Originally, the op-ed did not once disclose that Crosi is an employee at InfoWars. Instead, it described Corsi as an “investigative journalist” and author of a pro-Trump book titled Killing the Deep State: The Fight to Save President Trump.
In a statement to The Daily Beast on Wednesday, editorial page editor Bill Sternberg said the publication's Opposing View section valued perspectives from across the ideological spectrum, but added that Crosi's bio had been updated to note his current job at InfoWars.
"USA TODAY’s Opposing View shows readers more than one point of view on an issue. Our signature debate format reinforces our reputation for fairness, which is one of our core values," he said. "Today’s Opposing View issue and author have caused much debate and feedback. The Opposing View on arming teachers has been updated with more information about author Jerome R. Corsi."

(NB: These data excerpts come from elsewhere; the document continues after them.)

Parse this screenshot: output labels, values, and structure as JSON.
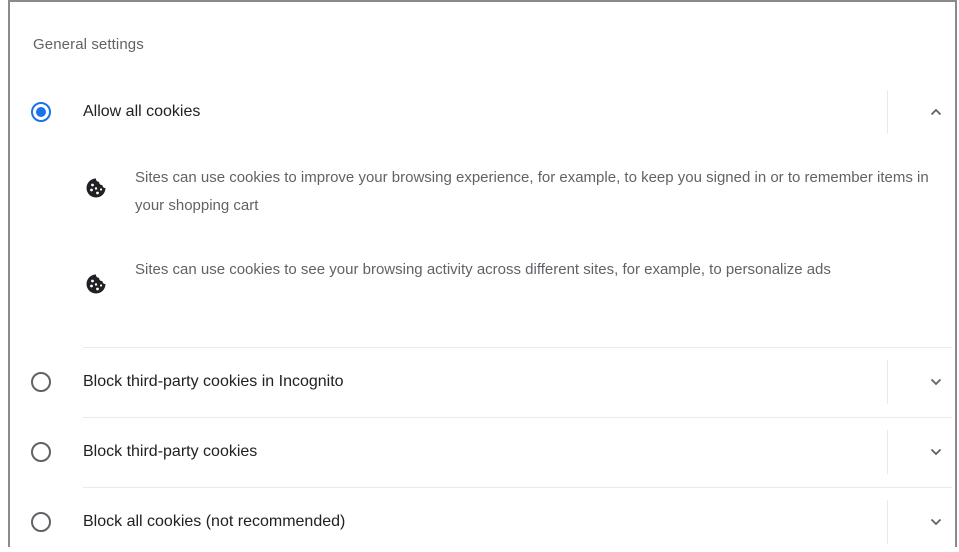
{
  "section": {
    "title": "General settings"
  },
  "options": [
    {
      "label": "Allow all cookies",
      "selected": true,
      "expanded": true,
      "chevron_icon": "chevron-up-icon"
    },
    {
      "label": "Block third-party cookies in Incognito",
      "selected": false,
      "expanded": false,
      "chevron_icon": "chevron-down-icon"
    },
    {
      "label": "Block third-party cookies",
      "selected": false,
      "expanded": false,
      "chevron_icon": "chevron-down-icon"
    },
    {
      "label": "Block all cookies (not recommended)",
      "selected": false,
      "expanded": false,
      "chevron_icon": "chevron-down-icon"
    }
  ],
  "details": [
    {
      "icon": "cookie-icon",
      "text": "Sites can use cookies to improve your browsing experience, for example, to keep you signed in or to remember items in your shopping cart"
    },
    {
      "icon": "cookie-icon",
      "text": "Sites can use cookies to see your browsing activity across different sites, for example, to personalize ads"
    }
  ],
  "colors": {
    "accent": "#1a73e8",
    "text_primary": "#202124",
    "text_secondary": "#5f6368",
    "divider": "#e8eaed"
  }
}
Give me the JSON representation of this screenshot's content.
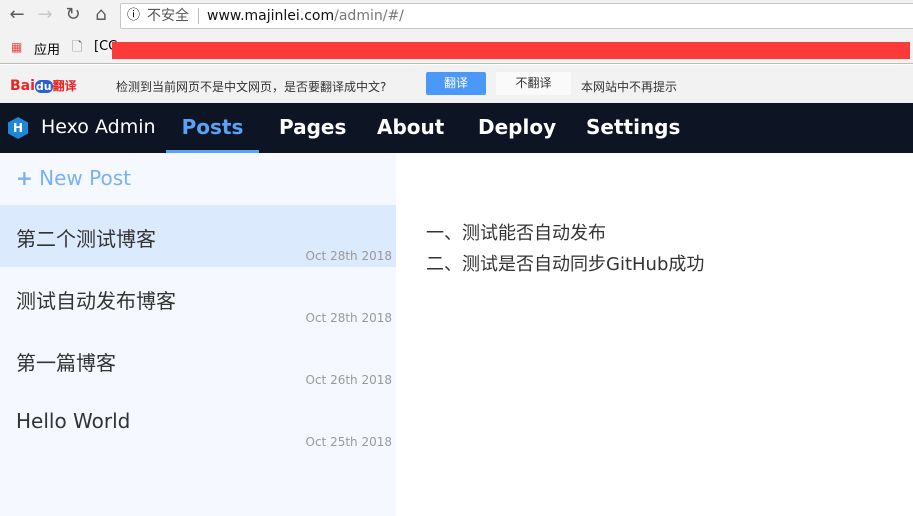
{
  "browser": {
    "url_prefix": "不安全",
    "url_host": "www.majinlei.com",
    "url_path": "/admin/#/",
    "bookmark_apps": "应用",
    "bookmark_1": "[CC"
  },
  "translate": {
    "brand": "Bai",
    "brand2": "du",
    "brand3": "翻译",
    "prompt": "检测到当前网页不是中文网页，是否要翻译成中文?",
    "translate_btn": "翻译",
    "no_translate_btn": "不翻译",
    "never_btn": "本网站中不再提示"
  },
  "nav": {
    "logo": "H",
    "title": "Hexo Admin",
    "items": [
      "Posts",
      "Pages",
      "About",
      "Deploy",
      "Settings"
    ],
    "active": "Posts",
    "accent": "#5aa2f7"
  },
  "sidebar": {
    "new_post": "New Post",
    "posts": [
      {
        "title": "第二个测试博客",
        "date": "Oct 28th 2018",
        "selected": true
      },
      {
        "title": "测试自动发布博客",
        "date": "Oct 28th 2018"
      },
      {
        "title": "第一篇博客",
        "date": "Oct 26th 2018"
      },
      {
        "title": "Hello World",
        "date": "Oct 25th 2018"
      }
    ]
  },
  "content": {
    "lines": [
      "一、测试能否自动发布",
      "二、测试是否自动同步GitHub成功"
    ]
  }
}
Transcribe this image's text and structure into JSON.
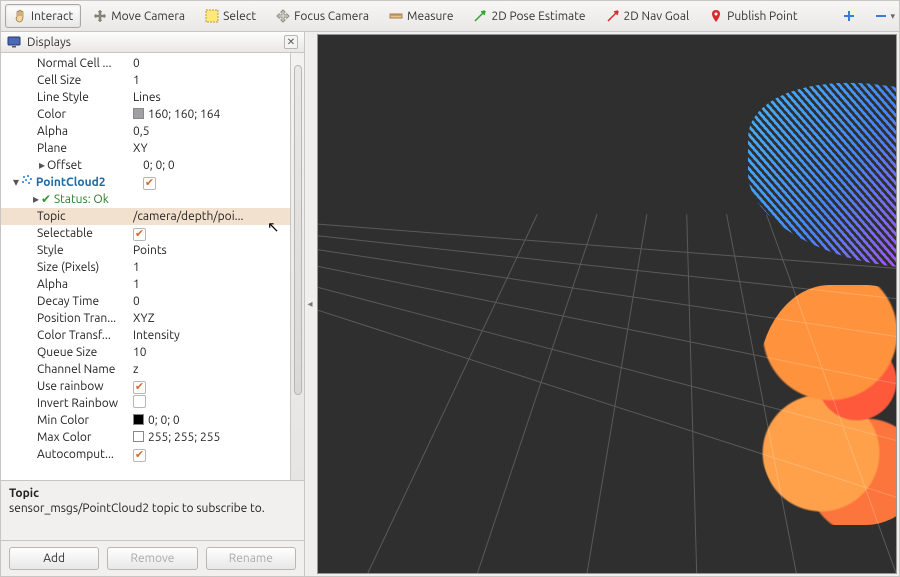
{
  "toolbar": {
    "interact": "Interact",
    "move_camera": "Move Camera",
    "select": "Select",
    "focus_camera": "Focus Camera",
    "measure": "Measure",
    "pose_2d": "2D Pose Estimate",
    "nav_2d": "2D Nav Goal",
    "publish_point": "Publish Point"
  },
  "panel": {
    "title": "Displays",
    "selected_label": "Topic",
    "rows": [
      {
        "label": "Normal Cell ...",
        "value": "0",
        "indent": 36
      },
      {
        "label": "Cell Size",
        "value": "1",
        "indent": 36
      },
      {
        "label": "Line Style",
        "value": "Lines",
        "indent": 36
      },
      {
        "label": "Color",
        "value": "160; 160; 164",
        "indent": 36,
        "swatch": "#a0a0a4"
      },
      {
        "label": "Alpha",
        "value": "0,5",
        "indent": 36
      },
      {
        "label": "Plane",
        "value": "XY",
        "indent": 36
      },
      {
        "label": "Offset",
        "value": "0; 0; 0",
        "indent": 36,
        "expander": "▸"
      },
      {
        "label": "PointCloud2",
        "value": "",
        "indent": 10,
        "expander": "▾",
        "pc2": true,
        "check": true
      },
      {
        "label": "Status: Ok",
        "value": "",
        "indent": 30,
        "expander": "▸",
        "status": true
      },
      {
        "label": "Topic",
        "value": "/camera/depth/poi...",
        "indent": 36,
        "selected": true
      },
      {
        "label": "Selectable",
        "value": "",
        "indent": 36,
        "check": true
      },
      {
        "label": "Style",
        "value": "Points",
        "indent": 36
      },
      {
        "label": "Size (Pixels)",
        "value": "1",
        "indent": 36
      },
      {
        "label": "Alpha",
        "value": "1",
        "indent": 36
      },
      {
        "label": "Decay Time",
        "value": "0",
        "indent": 36
      },
      {
        "label": "Position Tran...",
        "value": "XYZ",
        "indent": 36
      },
      {
        "label": "Color Transf...",
        "value": "Intensity",
        "indent": 36
      },
      {
        "label": "Queue Size",
        "value": "10",
        "indent": 36
      },
      {
        "label": "Channel Name",
        "value": "z",
        "indent": 36
      },
      {
        "label": "Use rainbow",
        "value": "",
        "indent": 36,
        "check": true
      },
      {
        "label": "Invert Rainbow",
        "value": "",
        "indent": 36,
        "check": false
      },
      {
        "label": "Min Color",
        "value": "0; 0; 0",
        "indent": 36,
        "swatch": "#000000"
      },
      {
        "label": "Max Color",
        "value": "255; 255; 255",
        "indent": 36,
        "swatch": "#ffffff"
      },
      {
        "label": "Autocomput...",
        "value": "",
        "indent": 36,
        "check": true
      }
    ]
  },
  "description": {
    "title": "Topic",
    "body": "sensor_msgs/PointCloud2 topic to subscribe to."
  },
  "buttons": {
    "add": "Add",
    "remove": "Remove",
    "rename": "Rename"
  }
}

Though it has become slightly more outspoken in recent years, the op-ed section at USA Today—perhaps a result of their status as the newspaper with the largest U.S. circulation—has always been careful not to offend its readers with opinions overly biased toward the political left. Though it broke precedent in 2016 by endorsing a candidates—it previously refrained from endorsing any candidates in presidential races—the paper did not overtly endorse Hillary Clinton, instead simply encouraging readers not to vote for then-candidate Donald Trump.
“Our editorial board believes in a common-sense, centrist approach in which the two sides work together to find reasonable compromises to solve the nation's problems,” editorial page editor Bill Sternberg said in 2016.